The process of cooking at home can be an experience that is both sensory and calming. The repeated motions of cutting and dicing vegetables and the bubbling of a broth, the sound of adding pasta and boiling water, and the smells that fill the air while you move your meal closer to its completion are… satisfying. A favorite music album or podcast and the help of a companion make the experience more enjoyable. However, is cooking able to aid in improving your mental health?

Is Cooking Good for Mental Health?

Sometimes, cooking is utilized to help with therapy. It’s known under a variety of names in professional circles: therapeutic cuisine, therapeutic cooking, and culinary mindfulness. All of them share the same belief that cooking at home is beneficial to your mental well-being.

Cooking at home or at other places is beneficial for your mental health as cooking requires mindfulness, patience, and an outlet for creativity.

Feelings of Accomplishment

If you cook for your family or friends, you’re setting a realistic objective for yourself. This falls within a kind of therapy referred to as “behavioral activation.” It is used to treat anxiety and depression. Behavioral activation has focused on the development of the patient’s involvement with the sources of pleasure, according to the Society of Clinical Psychology.

It also fights procrastination through positive, goal-oriented behavior. When it comes to cooking, making your own food and doing something in the kitchen will increase your self-esteem.

Exercise Your Creativity

Being creative in the kitchen can be beneficial to your mental well-being. A study in 2016 that was published in the Journal of Positive Psychology found that those who pursue creative pursuits such as writing, drawing, singing, cooking, etc., are likely to live healthier lives.

Home cooking gives you the chance to try new things in your kitchen and learn how every ingredient plays a part in the final dish.


As the saying goes, “patience is a virtue.”

Patience doesn’t necessarily mean passiveness or resignation; it’s power.
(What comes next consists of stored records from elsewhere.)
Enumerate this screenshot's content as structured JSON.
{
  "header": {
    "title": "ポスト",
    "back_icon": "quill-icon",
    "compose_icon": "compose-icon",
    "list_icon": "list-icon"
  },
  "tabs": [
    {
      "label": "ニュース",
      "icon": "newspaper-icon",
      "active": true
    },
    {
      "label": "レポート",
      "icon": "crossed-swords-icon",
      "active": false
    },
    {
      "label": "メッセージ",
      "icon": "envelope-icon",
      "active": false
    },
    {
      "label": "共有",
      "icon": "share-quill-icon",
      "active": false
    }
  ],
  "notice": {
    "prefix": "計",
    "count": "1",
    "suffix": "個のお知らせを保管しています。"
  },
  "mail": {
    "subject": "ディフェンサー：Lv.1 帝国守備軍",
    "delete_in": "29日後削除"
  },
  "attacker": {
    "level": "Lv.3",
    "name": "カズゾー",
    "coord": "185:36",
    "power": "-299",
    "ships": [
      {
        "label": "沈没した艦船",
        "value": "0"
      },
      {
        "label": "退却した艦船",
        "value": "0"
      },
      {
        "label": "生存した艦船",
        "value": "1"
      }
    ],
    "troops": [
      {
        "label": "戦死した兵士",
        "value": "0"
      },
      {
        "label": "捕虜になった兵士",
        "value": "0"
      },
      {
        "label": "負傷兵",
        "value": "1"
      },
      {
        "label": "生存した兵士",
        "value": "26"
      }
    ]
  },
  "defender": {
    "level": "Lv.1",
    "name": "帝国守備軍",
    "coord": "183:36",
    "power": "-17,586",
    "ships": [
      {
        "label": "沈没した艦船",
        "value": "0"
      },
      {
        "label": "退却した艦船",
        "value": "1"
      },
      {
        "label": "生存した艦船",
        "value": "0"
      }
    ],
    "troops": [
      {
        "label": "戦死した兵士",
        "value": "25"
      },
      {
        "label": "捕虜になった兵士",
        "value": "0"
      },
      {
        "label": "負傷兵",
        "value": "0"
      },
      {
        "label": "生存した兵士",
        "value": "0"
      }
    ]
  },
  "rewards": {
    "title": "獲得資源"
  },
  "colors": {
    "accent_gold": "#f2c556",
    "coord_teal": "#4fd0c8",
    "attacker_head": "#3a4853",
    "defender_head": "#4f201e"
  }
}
It’s a liberating practice of watching, waiting and knowing when to take action.

The process of cooking at home demands patience in a multitude of steps. This means that you have to chop garlic, onion, and ginger to get the best taste or wait for the cookie to cool prior to you taking your first bite.

Improve Your Relationship with Food

Making an effort to cook in your own home can have a positive effect on how you view food.

Get Organized

Learning the fundamentals of making meals at home for the bulk of the week will help to improve your organizational skills and increase your awareness. Look over the pantry items you have while you’re meal-planning. Try to determine what you could create from it. Getting organized is helpful in being relaxed, which in turn helps improve mental health.